Edited by MJP, 14 August 2013 - 08:30 PM.

### #7Drakken255  Members

Posted 15 August 2013 - 06:15 PM

Thanks for the tip, but I decided to simply build and pass 6 rotation matices to the shader before even sending the instances, since a cube face can only have 6 rotations. So now it's just a matter of correctly reducing the size of my atlas index information. Should I be able to apply a similar technique since my atlas indices are unsigned shorts? Even if I have to pack 2 shorts into one 32 bit integer, and unpack them to 2 32 bit unsigned ints in the shader, that's fine.

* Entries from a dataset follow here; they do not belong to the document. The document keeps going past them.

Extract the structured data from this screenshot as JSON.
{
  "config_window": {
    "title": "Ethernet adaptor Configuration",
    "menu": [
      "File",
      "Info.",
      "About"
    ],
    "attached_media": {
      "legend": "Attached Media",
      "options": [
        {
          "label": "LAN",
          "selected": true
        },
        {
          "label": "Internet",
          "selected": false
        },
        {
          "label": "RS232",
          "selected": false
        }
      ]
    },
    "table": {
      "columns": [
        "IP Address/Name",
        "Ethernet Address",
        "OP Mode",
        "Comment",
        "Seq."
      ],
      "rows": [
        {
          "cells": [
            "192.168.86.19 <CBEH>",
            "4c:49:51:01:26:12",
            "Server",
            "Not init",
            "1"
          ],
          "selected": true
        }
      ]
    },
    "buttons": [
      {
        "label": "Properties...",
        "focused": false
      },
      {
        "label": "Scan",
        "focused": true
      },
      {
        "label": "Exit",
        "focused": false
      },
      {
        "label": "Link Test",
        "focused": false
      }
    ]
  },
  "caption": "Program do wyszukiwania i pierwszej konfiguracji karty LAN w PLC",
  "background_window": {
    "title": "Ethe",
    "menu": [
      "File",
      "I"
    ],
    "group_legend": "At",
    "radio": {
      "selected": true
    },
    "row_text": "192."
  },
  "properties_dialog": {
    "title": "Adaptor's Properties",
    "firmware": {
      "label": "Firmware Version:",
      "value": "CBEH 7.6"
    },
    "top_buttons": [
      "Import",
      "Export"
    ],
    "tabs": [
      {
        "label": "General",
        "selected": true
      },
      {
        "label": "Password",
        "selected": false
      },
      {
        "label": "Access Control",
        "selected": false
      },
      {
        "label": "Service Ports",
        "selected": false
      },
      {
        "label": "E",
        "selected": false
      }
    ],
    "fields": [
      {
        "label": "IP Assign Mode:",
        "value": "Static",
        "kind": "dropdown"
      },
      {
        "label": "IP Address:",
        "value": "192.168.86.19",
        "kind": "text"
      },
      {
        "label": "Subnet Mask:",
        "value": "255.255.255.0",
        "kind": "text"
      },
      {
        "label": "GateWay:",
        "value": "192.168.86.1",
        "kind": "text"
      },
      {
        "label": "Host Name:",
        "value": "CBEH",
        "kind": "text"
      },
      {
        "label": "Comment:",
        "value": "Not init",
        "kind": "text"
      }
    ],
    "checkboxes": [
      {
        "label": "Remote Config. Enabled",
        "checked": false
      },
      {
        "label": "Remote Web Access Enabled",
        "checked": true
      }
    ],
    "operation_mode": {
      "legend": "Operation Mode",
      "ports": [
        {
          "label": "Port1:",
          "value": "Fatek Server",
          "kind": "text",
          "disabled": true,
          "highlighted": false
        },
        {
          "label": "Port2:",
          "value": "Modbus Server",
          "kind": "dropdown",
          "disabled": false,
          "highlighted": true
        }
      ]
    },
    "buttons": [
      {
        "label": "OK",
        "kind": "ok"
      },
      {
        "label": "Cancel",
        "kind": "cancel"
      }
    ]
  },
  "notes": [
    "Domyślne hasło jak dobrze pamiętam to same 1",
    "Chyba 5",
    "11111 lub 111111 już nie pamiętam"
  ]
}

I just don't know what combination of options will allow me to correctly send 4 unsigned shorts.

### #8MJP  Moderators

Posted 15 August 2013 - 06:34 PM

Yeah you'll want to use Short4. That way your shader will get the value as 4 floats, which you can use as indices.

### #9Drakken255  Members

Posted 15 August 2013 - 10:36 PM

Many thanks, can I get an example in the shader? I can't seem to get it working. Also, translations are held in the bottom row of matrices, yes? Because I build each instance's translation matrix like so:

float4x4 instanceTrans = {1, 0, 0, 0,
0, 1, 0, 0,
0, 0, 1, 0,
trans[0], trans[1], trans[2], 1};

and when I multiply that with my rotations, things get weird. But if I don't, then the faces face up as expected.